Three prominent American organizations, the Asia Society, the Center for American Progress, and the Natural Resources Defense Council (N.R.D.C.) all agree that the two countries should make climate change a top priority. In their opinion, China and the U.S. should focus on two aspects of climate change mitigation: the use of carbon capture technology and the creation of a market for carbon.
These organizations lay a solid foundation for why China and the U.S. need to pay more attention to climate change, and they also make a strong case for why the two countries should work together on the issue. However, the question remains: will the two countries tackle climate change during President Obama’s upcoming visit and come to some sort of agreement before heading into Copenhagen, or will the issue take a back seat to other topics as is often the case during these “head of state” meetings?
The reasons for mutual cooperation are numerous. The most striking one (and perhaps the most obvious) is that the U.S. and China make up the two largest greenhouse gas emitters in the world. This is bound to be a point of contention during the Copenhagen Summit in December, and other countries are going to expect both the U.S. and China to deliver on some sort of commitment towards lowering their emissions.

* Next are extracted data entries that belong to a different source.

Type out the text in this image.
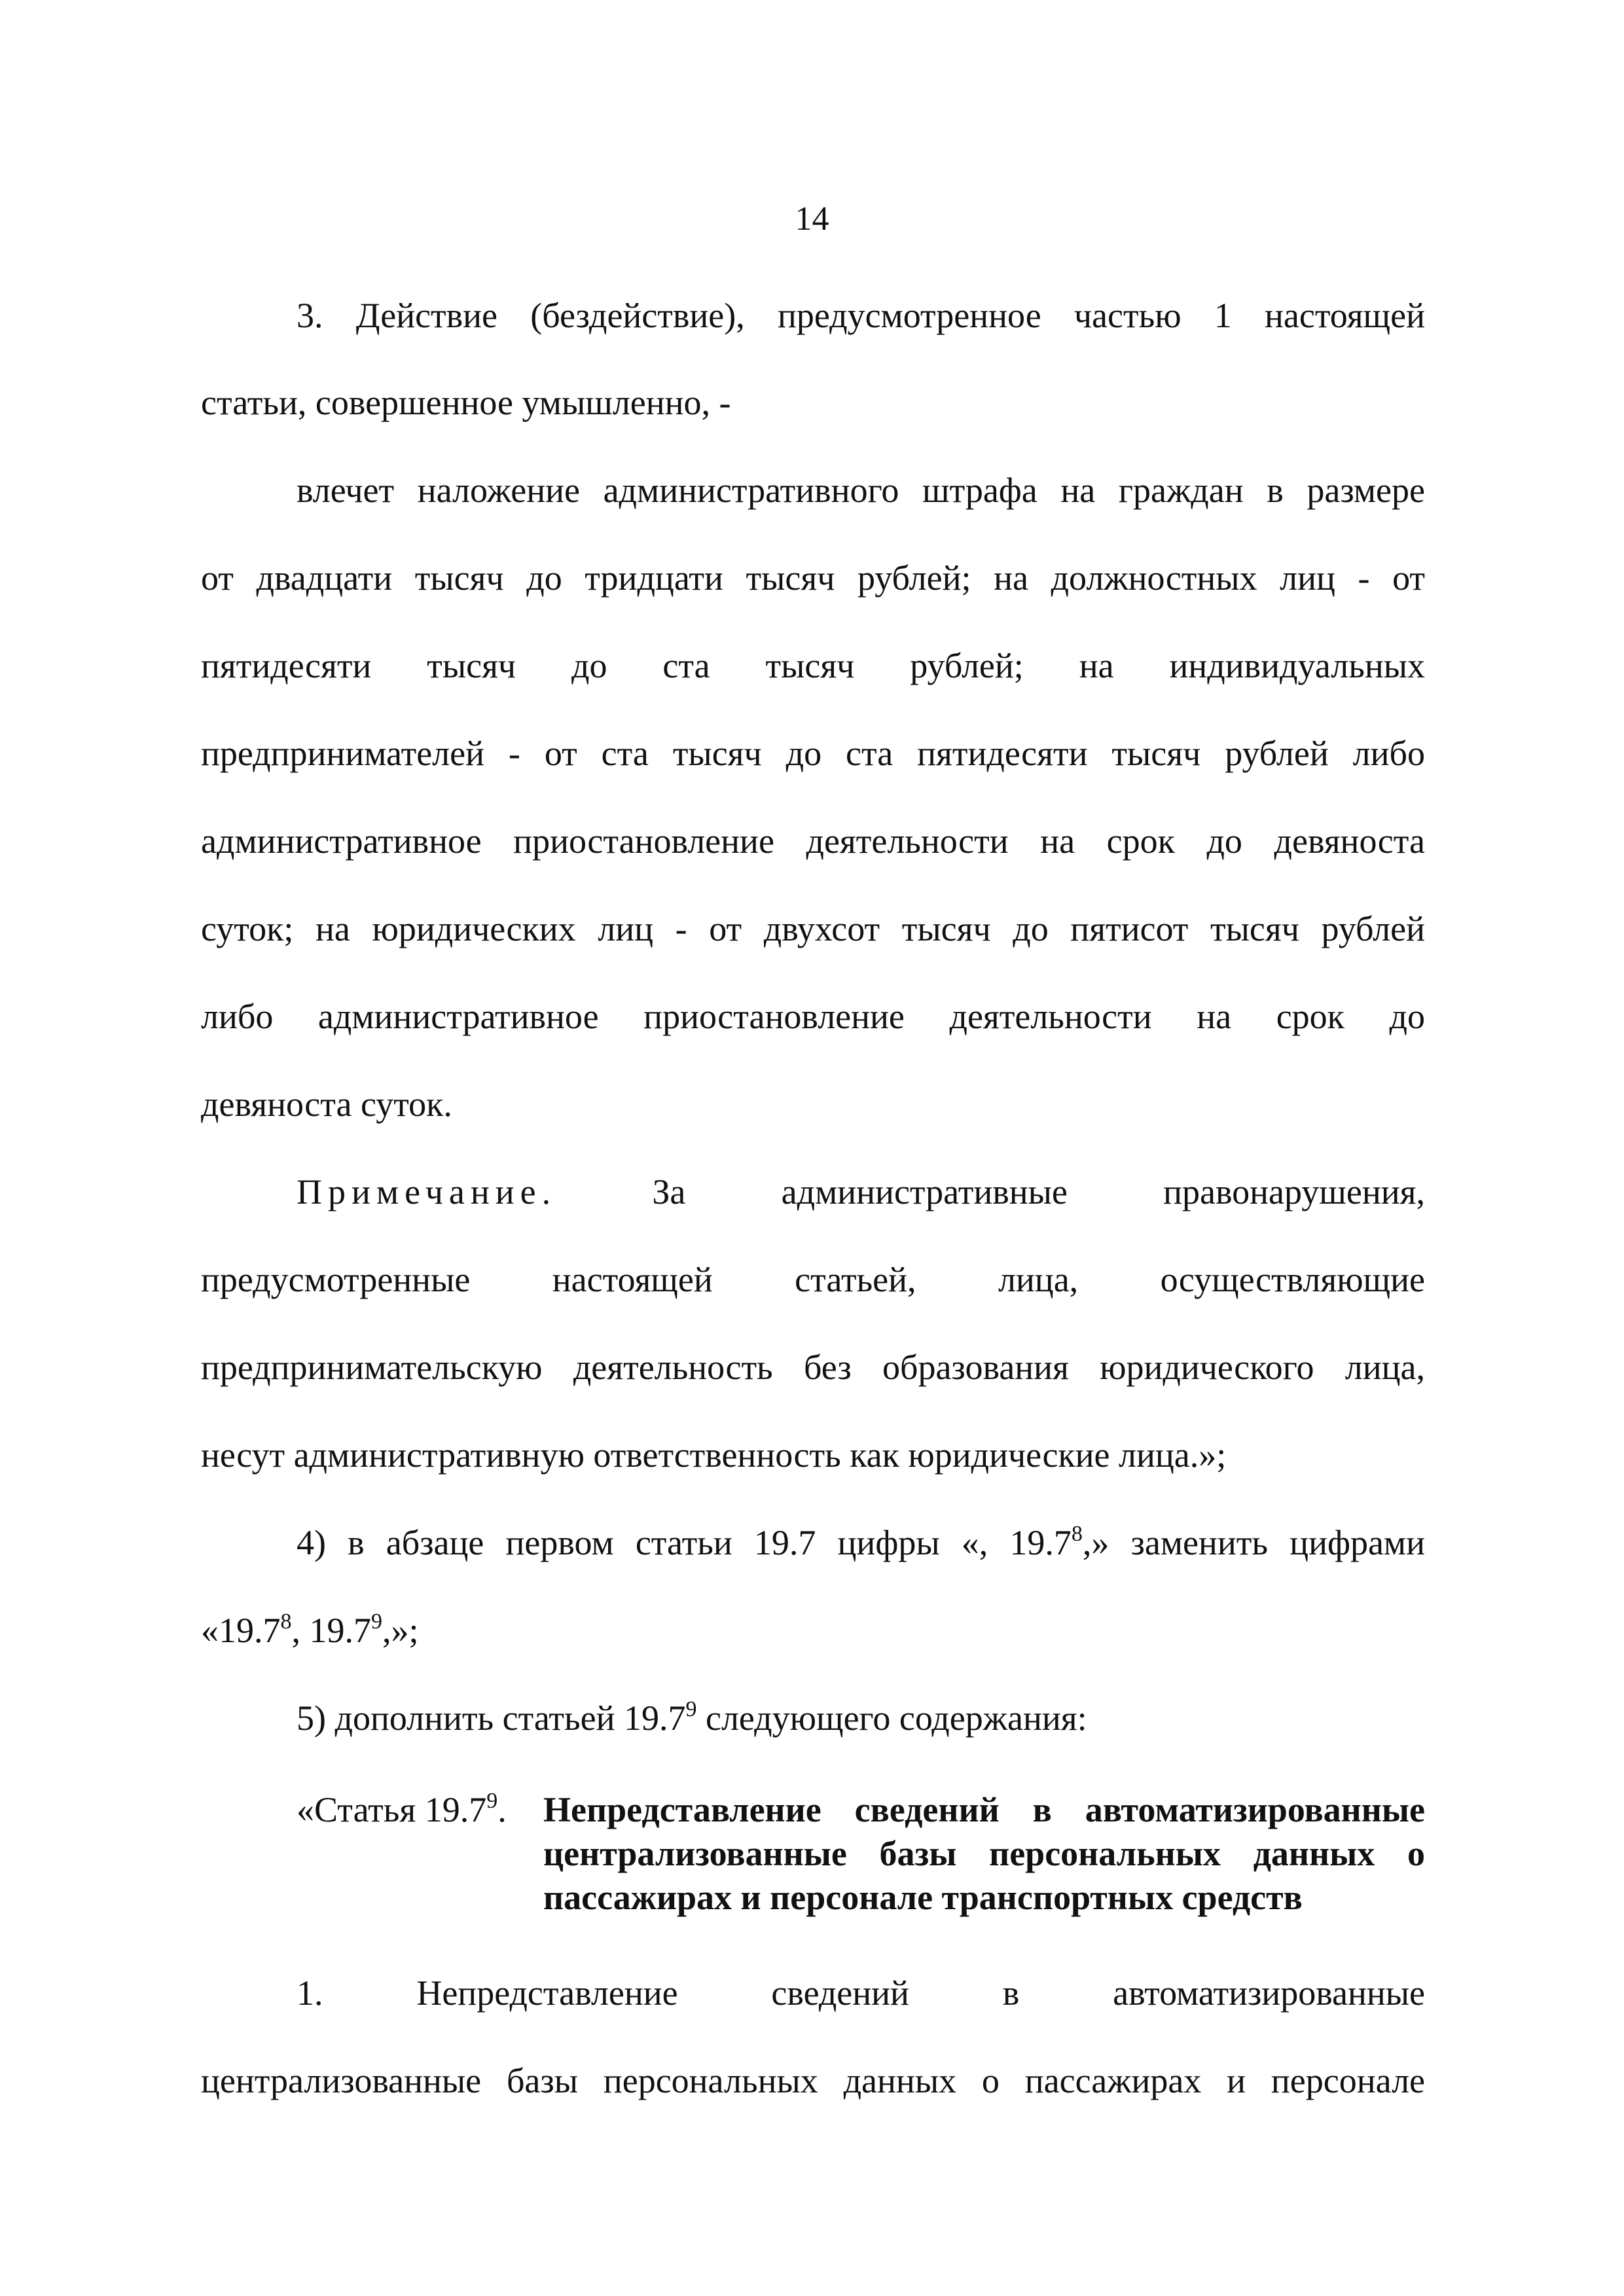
14
3. Действие (бездействие), предусмотренное частью 1 настоящей
статьи, совершенное умышленно, -
влечет наложение административного штрафа на граждан в размере
от двадцати тысяч до тридцати тысяч рублей; на должностных лиц - от
пятидесяти тысяч до ста тысяч рублей; на индивидуальных
предпринимателей - от ста тысяч до ста пятидесяти тысяч рублей либо
административное приостановление деятельности на срок до девяноста
суток; на юридических лиц - от двухсот тысяч до пятисот тысяч рублей
либо административное приостановление деятельности на срок до
девяноста суток.
Примечание.	За административные правонарушения,
предусмотренные настоящей статьей, лица, осуществляющие
предпринимательскую деятельность без образования юридического лица,
несут административную ответственность как юридические лица.»;
4) в абзаце первом статьи 19.7 цифры «, 19.7$^8$,» заменить цифрами
«19.7$^8$, 19.7$^9$,»;
5) дополнить статьей 19.7$^9$ следующего содержания:
«Статья 19.7$^9$. Непредставление сведений в автоматизированные
централизованные базы персональных данных о
пассажирах и персонале транспортных средств
1. Непредставление сведений в автоматизированные
централизованные базы персональных данных о пассажирах и персонале
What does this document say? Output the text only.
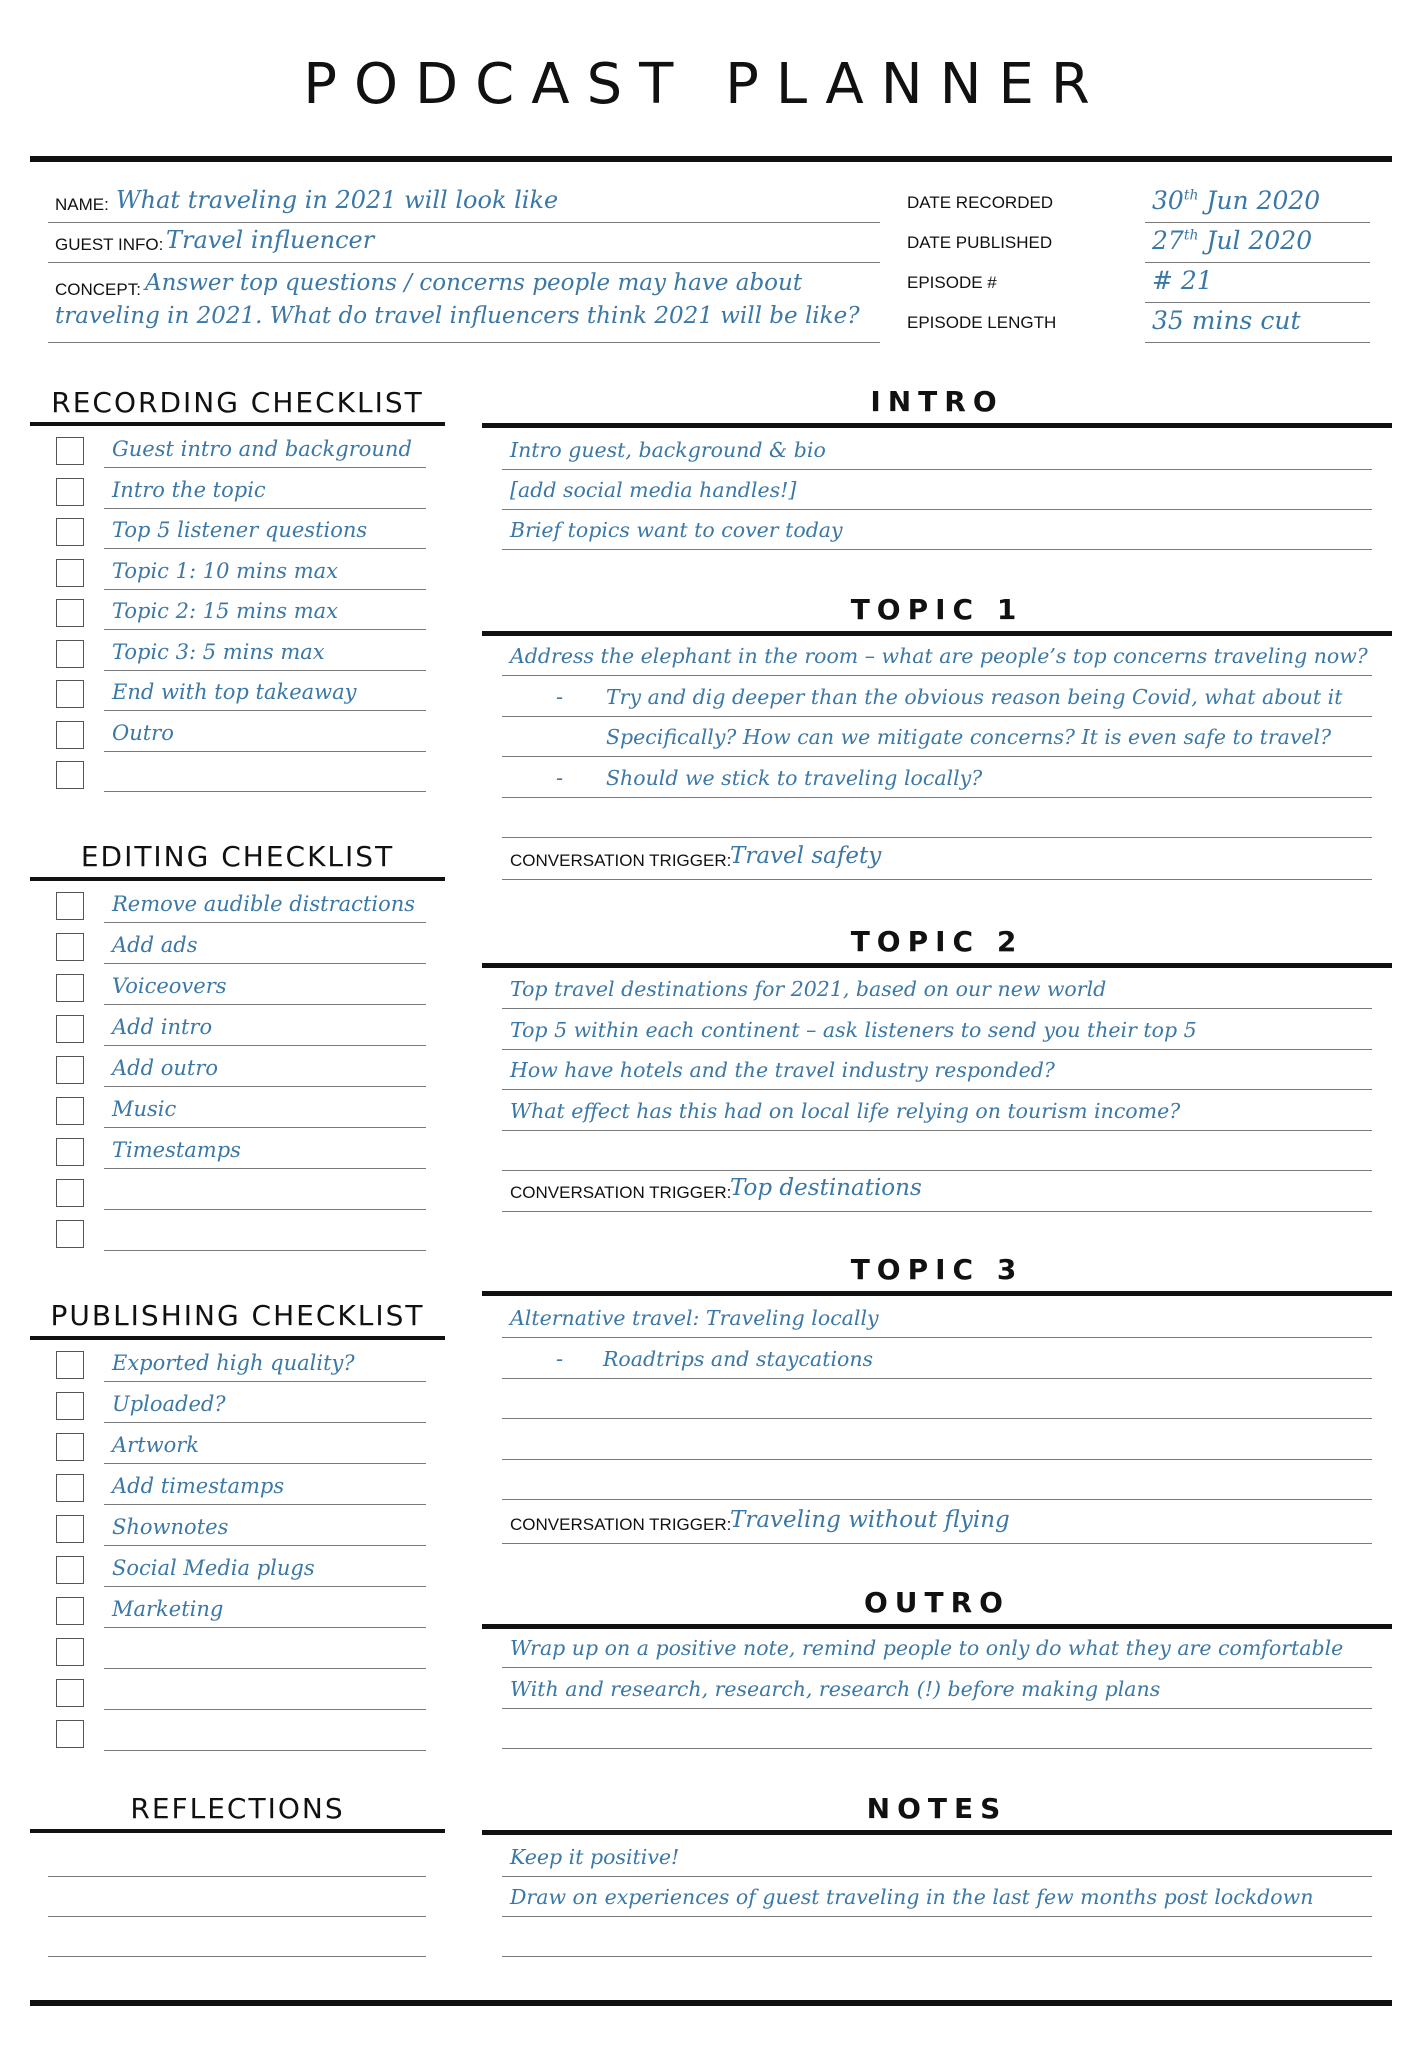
PODCAST PLANNER
NAME: What traveling in 2021 will look like
GUEST INFO: Travel influencer
CONCEPT: Answer top questions / concerns people may have about
traveling in 2021. What do travel influencers think 2021 will be like?
DATE RECORDED	30th Jun 2020
DATE PUBLISHED	27th Jul 2020
EPISODE #	# 21
EPISODE LENGTH	35 mins cut
RECORDING CHECKLIST
Guest intro and background
Intro the topic
Top 5 listener questions
Topic 1: 10 mins max
Topic 2: 15 mins max
Topic 3: 5 mins max
End with top takeaway
Outro
EDITING CHECKLIST
Remove audible distractions
Add ads
Voiceovers
Add intro
Add outro
Music
Timestamps
PUBLISHING CHECKLIST
Exported high quality?
Uploaded?
Artwork
Add timestamps
Shownotes
Social Media plugs
Marketing
REFLECTIONS
INTRO
Intro guest, background & bio
[add social media handles!]
Brief topics want to cover today
TOPIC 1
Address the elephant in the room – what are people’s top concerns traveling now?
- Try and dig deeper than the obvious reason being Covid, what about it
Specifically? How can we mitigate concerns? It is even safe to travel?
- Should we stick to traveling locally?
CONVERSATION TRIGGER:
Travel safety
TOPIC 2
Top travel destinations for 2021, based on our new world
Top 5 within each continent – ask listeners to send you their top 5
How have hotels and the travel industry responded?
What effect has this had on local life relying on tourism income?
CONVERSATION TRIGGER:
Top destinations
TOPIC 3
Alternative travel: Traveling locally
- Roadtrips and staycations
CONVERSATION TRIGGER:
Traveling without flying
OUTRO
Wrap up on a positive note, remind people to only do what they are comfortable
With and research, research, research (!) before making plans
NOTES
Keep it positive!
Draw on experiences of guest traveling in the last few months post lockdown
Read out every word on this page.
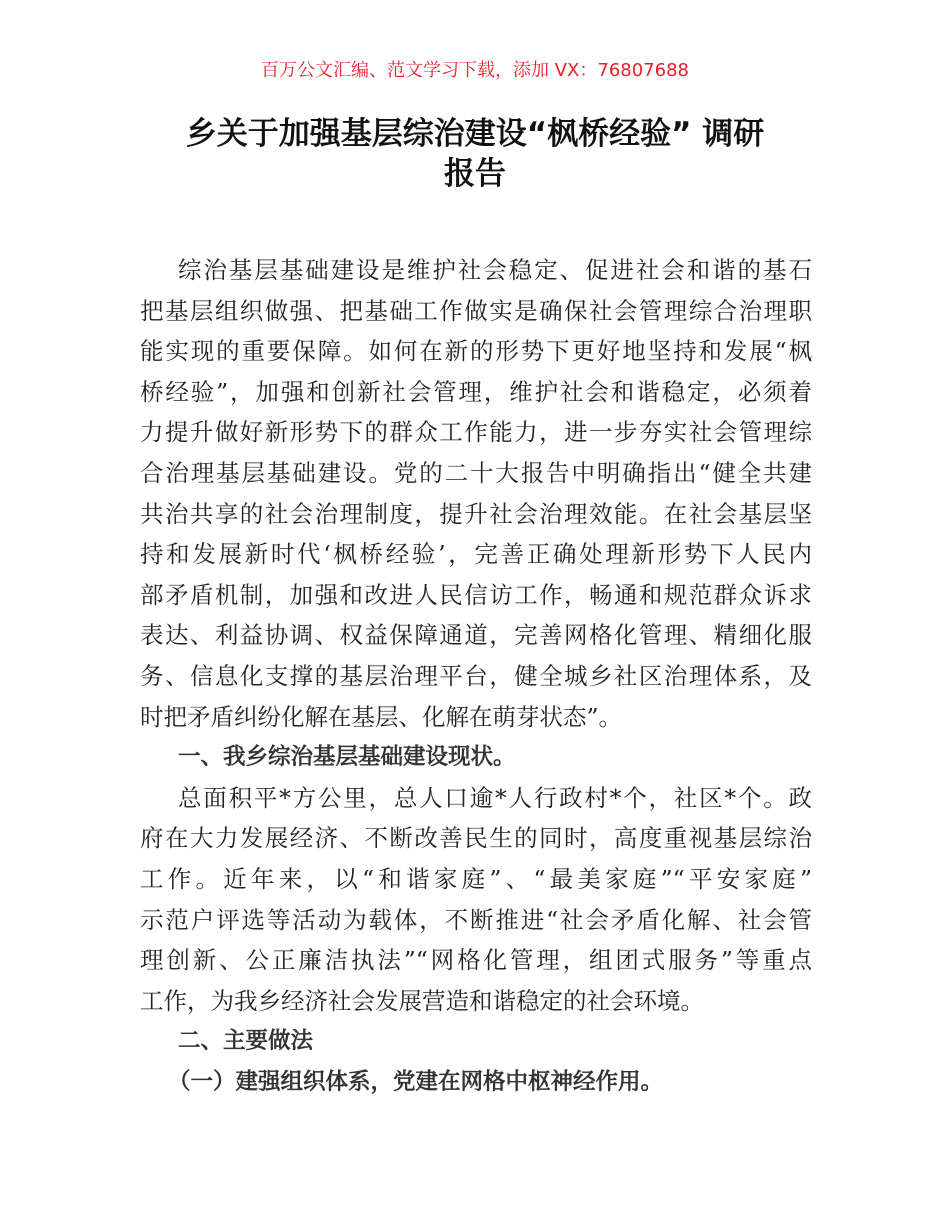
百万公文汇编、范文学习下载，添加 VX：76807688
乡关于加强基层综治建设“枫桥经验” 调研
报告
综治基层基础建设是维护社会稳定、促进社会和谐的基石
把基层组织做强、把基础工作做实是确保社会管理综合治理职
能实现的重要保障。如何在新的形势下更好地坚持和发展“枫
桥经验”，加强和创新社会管理，维护社会和谐稳定，必须着
力提升做好新形势下的群众工作能力，进一步夯实社会管理综
合治理基层基础建设。党的二十大报告中明确指出“健全共建
共治共享的社会治理制度，提升社会治理效能。在社会基层坚
持和发展新时代‘枫桥经验’，完善正确处理新形势下人民内
部矛盾机制，加强和改进人民信访工作，畅通和规范群众诉求
表达、利益协调、权益保障通道，完善网格化管理、精细化服
务、信息化支撑的基层治理平台，健全城乡社区治理体系，及
时把矛盾纠纷化解在基层、化解在萌芽状态”。
一、我乡综治基层基础建设现状。
总面积平*方公里，总人口逾*人行政村*个，社区*个。政
府在大力发展经济、不断改善民生的同时，高度重视基层综治
工作。近年来，以“和谐家庭”、“最美家庭”“平安家庭”
示范户评选等活动为载体，不断推进“社会矛盾化解、社会管
理创新、公正廉洁执法”“网格化管理，组团式服务”等重点
工作，为我乡经济社会发展营造和谐稳定的社会环境。
二、主要做法
（一）建强组织体系，党建在网格中枢神经作用。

According to the New York Times, “any hope of a meaningful result emerging from the international climate change summit meeting to take place in December in Copenhagen might depend on whether the United States and China first demonstrate that they can reach agreements among themselves”
With so much speculation about the success or failure of Copenhagen, it is true that a tentative agreement between the two countries may give the rest of the world the confidence boost that is needed to create some sort of meaningful agreement at Copenhagen. If the U.S. and China want to be leaders on climate change, they need to show that they are committed to leading on this issue.
It is not unreasonable to wonder if a commitment is wishful thinking. Proponents of an agreement argue that the two countries already have the technology to take active steps on reducing emissions, and so, it is not unreasonable to thing that they may see a common interest and act accordingly. In this view, the only thing lacking is a) a formal commitment, b) adequate funding, and c) a little political muscle. To their credit, they seem to have convinced President Obama to seriously consider their recommendations, and there have been some positive (albeit small) steps in the right direction. In President Obama’s speech at M.I.T. in October, he discussed a desire to utilize American innovation to create “peaceful competition” in the clean energy sector. Furthermore, President Obama and Secretary of State Hillary Clinton have both stated that climate change is a top priority during their upcoming trip to China.
However, most people appear to be cautious (if not downright pessimistic) regarding the likelihood of any agreement between the U.S. and China. In his article, Edward Wong of the New York Times argues that the U.S. and China are “unlikely to move away from this reliance on coal and other fossil fuels anytime soon”, which makes the likelihood of a bilateral commitment unlikely as the two countries continue to focus on regional consumption.
The verdict is still up in the air as to whether President Obama’s trip will address the issue of climate change. If his speech at M.I.T is any indication, he is likely to gloss over the issue and may perhaps offer a tiny offering of hope regarding an agreement. That offering will likely be something insignificant like claiming that both the U.S. and China are aware that climate change is a pressing issue and that something needs to be done. My guess is that neither countries want to show their hand before Copenhagen. If this is the case, then the trip may be a disappointment for many environmentalist who truly hope that the U.S. can be a leader on climate change.